May 2011 - Nov. 2013. Early Stage Researcher (ESR). Marie Curie programme of the EU 7th Framework Programme (Marie Curie Initial Training Network 7FP-ITN-238405). The objective of the CLARA network is to launch the training of a new generation of experts in linguistics that can develop methods of research for the construction, the use and the applications of language resources. The scientific objectives of CLARA are to go in greater depth into the creation of linguistic models based on real data that are then analysed with statistical and machine-learning tools, and on the hybridisation of techniques and methods of analysis.

11. CLARIN - Common Language Resources and Technologies Infrastructure

Sept. 2008 - July 2010. CLARIN is committed to establish an integrated and interoperable research infrastructure of language resources and its technology. It aims at lifting the current fragmentation, offering a stable, persistent, accessible and extendable infrastructure and therefore enabling eHumanities. In Spain it was co-funded by the 7FP of the EU (FP7-INFRASTRUCTURES-2007-1-212230), the Spanish Ministerio de Educación y Ciencia (CAC-2007-23) and the Spanish Ministerio de Ciencia e Innovación (ICTS-2008-11 and ACI2009-0995).

12.  FLaReNeT - Fostering Language Resources Network

Sept. 2008 - July 2010. Flarenet is a networking organization whose aims are devising and promoting consensual recommendations concerning the future development, deployment and use of LRs. Flarenet will indicate best practices and best policies for coordinating future actions and projects. The major activities of the Network will be to survey, analyse, classify LRs and relevant standards, together with their organisational and economic models, and discuss with major stakeholders and players upon new common strategies for a capillary deployment and use of LRs in real-world products. It was funded by the eContentplus program of the European Union (ECP2007LANG617001).

13. TACOC - Traducció Automàtica de Codi Obert per al català

May 2006 - Dec. 2006. Development of machine translation modules for Catalan-French, Catalan-Aranès and Catalan-English for the open source shallow-transfer machine translation platform Apertium developed by the Group Transducens, University of Alicante. Funded by DURSI, Generalitat de Catalunya (Catalan Government).

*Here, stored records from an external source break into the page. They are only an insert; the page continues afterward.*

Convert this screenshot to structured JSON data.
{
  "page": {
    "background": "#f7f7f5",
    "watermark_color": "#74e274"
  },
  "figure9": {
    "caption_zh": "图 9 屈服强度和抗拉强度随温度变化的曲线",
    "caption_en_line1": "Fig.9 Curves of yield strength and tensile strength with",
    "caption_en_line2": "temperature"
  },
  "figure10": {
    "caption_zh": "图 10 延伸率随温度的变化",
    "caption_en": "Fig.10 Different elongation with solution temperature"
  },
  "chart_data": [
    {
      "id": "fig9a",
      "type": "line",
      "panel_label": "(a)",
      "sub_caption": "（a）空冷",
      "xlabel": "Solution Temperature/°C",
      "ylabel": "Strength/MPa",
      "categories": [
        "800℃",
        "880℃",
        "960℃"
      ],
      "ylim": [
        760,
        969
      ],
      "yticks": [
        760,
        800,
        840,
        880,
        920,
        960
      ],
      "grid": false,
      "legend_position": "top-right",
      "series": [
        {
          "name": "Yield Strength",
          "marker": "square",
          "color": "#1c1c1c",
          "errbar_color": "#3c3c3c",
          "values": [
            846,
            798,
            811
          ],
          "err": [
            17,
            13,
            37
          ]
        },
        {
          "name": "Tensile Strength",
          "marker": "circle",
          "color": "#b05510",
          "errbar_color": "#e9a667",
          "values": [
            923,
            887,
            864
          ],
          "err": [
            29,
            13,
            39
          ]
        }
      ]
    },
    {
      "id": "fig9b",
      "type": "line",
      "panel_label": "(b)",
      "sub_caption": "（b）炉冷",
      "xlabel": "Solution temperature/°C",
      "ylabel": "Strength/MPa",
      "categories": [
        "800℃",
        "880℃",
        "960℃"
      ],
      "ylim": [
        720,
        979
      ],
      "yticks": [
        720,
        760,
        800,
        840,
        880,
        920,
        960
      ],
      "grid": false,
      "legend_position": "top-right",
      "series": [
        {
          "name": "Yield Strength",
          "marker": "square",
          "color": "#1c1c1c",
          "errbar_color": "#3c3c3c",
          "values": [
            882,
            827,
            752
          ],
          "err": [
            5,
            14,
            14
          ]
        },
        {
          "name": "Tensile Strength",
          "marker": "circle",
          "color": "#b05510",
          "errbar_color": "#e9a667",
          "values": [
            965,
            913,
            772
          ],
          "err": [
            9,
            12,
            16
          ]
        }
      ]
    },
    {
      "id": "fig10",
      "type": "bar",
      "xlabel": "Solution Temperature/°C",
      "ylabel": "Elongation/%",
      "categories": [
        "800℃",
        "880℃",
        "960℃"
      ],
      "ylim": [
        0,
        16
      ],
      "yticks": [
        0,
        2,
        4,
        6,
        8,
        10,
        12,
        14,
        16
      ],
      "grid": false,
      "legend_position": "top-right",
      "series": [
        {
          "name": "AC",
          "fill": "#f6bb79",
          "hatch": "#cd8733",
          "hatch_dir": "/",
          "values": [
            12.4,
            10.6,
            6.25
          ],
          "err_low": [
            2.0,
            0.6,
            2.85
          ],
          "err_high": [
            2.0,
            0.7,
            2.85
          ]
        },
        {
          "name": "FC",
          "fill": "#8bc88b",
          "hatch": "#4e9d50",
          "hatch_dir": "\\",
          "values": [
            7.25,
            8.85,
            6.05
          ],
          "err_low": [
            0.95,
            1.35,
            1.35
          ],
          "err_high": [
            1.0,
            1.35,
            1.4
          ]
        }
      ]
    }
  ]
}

14. LIRICS - Linguistic Infrastructure for Interoperable Resources and Systems 

Jan. 2005 - June 2005. The key objective of LIRICS was to provide the European content and language industries with a common and stable set of formats, in the form of ISO standards, enabling interoperability and reuse of multilingual language resources, digital content and language engineering software.  Funded by the e-content program of the European Union (EDC-22236).